When Portland Police Chief James Craig announced at a June 28 press conference that he was leaving the city to become Cincinnati's chief, he took a moment to list what he considered to be the highlights of his two-year tenure. In addition to lauding the police department's senior lead officers and work with the youth community, he specifically celebrated one "phenomenal" employee whom he credited with "changing the fabric of our most challenging neighborhoods."
He was talking about Trish McAllister, whom he hired last year to serve as Portland's (and Maine's) first-ever neighborhood prosecutor — a city attorney who deals only with civil violations such as public urination, aggressive panhandling, trash dumping, and disorderly houses (a/k/a that apartment building next door whose tenants are always throwing loud parties). She reports to the police chief, as opposed to elected District Attorney Stephanie Anderson (whose office deals with Cumberland County's criminal cases).
Craig considers this a boon: "The key is, she's in the building," he says, pointing out that McAllister attends police meetings to teach officers how to deal with nuisance violations. Craig adds that while there was some resistance from the district attorney's office at first, now there is "overwhelming support" from that entity.
Deputy District Attorney Meg Elam echoes that claim. McAllister is "a complementary presence," Elam says, beefing up city ordinances and offering options in "some situations that didn't warrant criminal prosecution . . . but are still troublesome." The neighborhood prosecutor position, she says, wasn't designed to prosecute criminal violations of state law, but adds a collaborative element to fighting what Elam calls "neighborhood trouble spots" — which heat up, incidentally, during the summertime.
The job was funded by a federal grant through July 1; that the city council made her position permanent in this year's budget is further testament to McAllister's successes.
"I think there's very few positions that have had such a positive influence in such a short period of time," says Ed Suslovic, District 3 city councilor and a member of the public safety committee who has worked closely with McAllister.
There's a theory behind the neighborhood prosecutor's work: "Broken Windows," a philosophy developed by criminologists George Kelling and James Wilson in the early 1980s. The theory basically states that people are more likely to commit crimes in neighborhoods that look run-down or uncared for.

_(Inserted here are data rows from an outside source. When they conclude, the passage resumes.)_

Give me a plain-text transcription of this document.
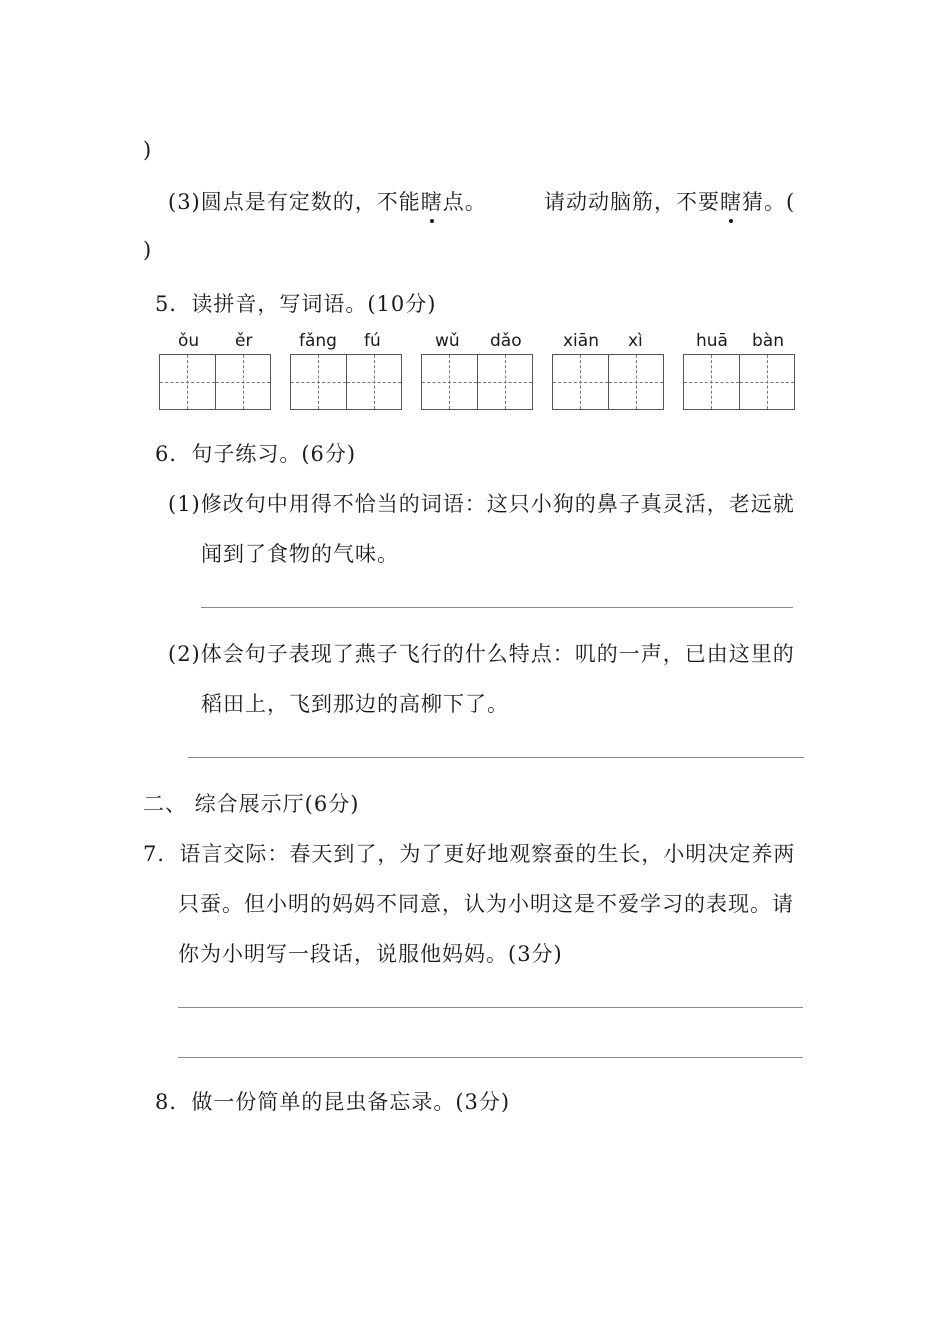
)
(3)圆点是有定数的，不能瞎点。	请动动脑筋，不要瞎猜。(
)
5．读拼音，写词语。(10分)
ǒu ěr	fǎng fú	wǔ dǎo xiān xì	huā bàn
6．句子练习。(6分)
(1)修改句中用得不恰当的词语：这只小狗的鼻子真灵活，老远就
闻到了食物的气味。
(2)体会句子表现了燕子飞行的什么特点：叽的一声，已由这里的
稻田上，飞到那边的高柳下了。
二、 综合展示厅(6分)
7．语言交际：春天到了，为了更好地观察蚕的生长，小明决定养两
只蚕。但小明的妈妈不同意，认为小明这是不爱学习的表现。请
你为小明写一段话，说服他妈妈。(3分)
8．做一份简单的昆虫备忘录。(3分)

Which is to say that if no one gives a shit about this place (as evidenced by this litter, that graffiti, this party house, that broken window), why not perpetuate the cycle by adding to the disorder. Nuisance begets nuisance.
"[A]t the community level, disorder and crime are usually inextricably linked, in a kind of developmental sequence," Kelling and Wilson wrote in their seminal 1982 Atlantic article, which introduced the theory to the public. "Social psychologists and police officers tend to agree that if a window in a building is broken and is left unrepaired, all the rest of the windows will soon be broken . . . [O]ne unrepaired broken window is a signal that no one cares, and so breaking more windows costs nothing."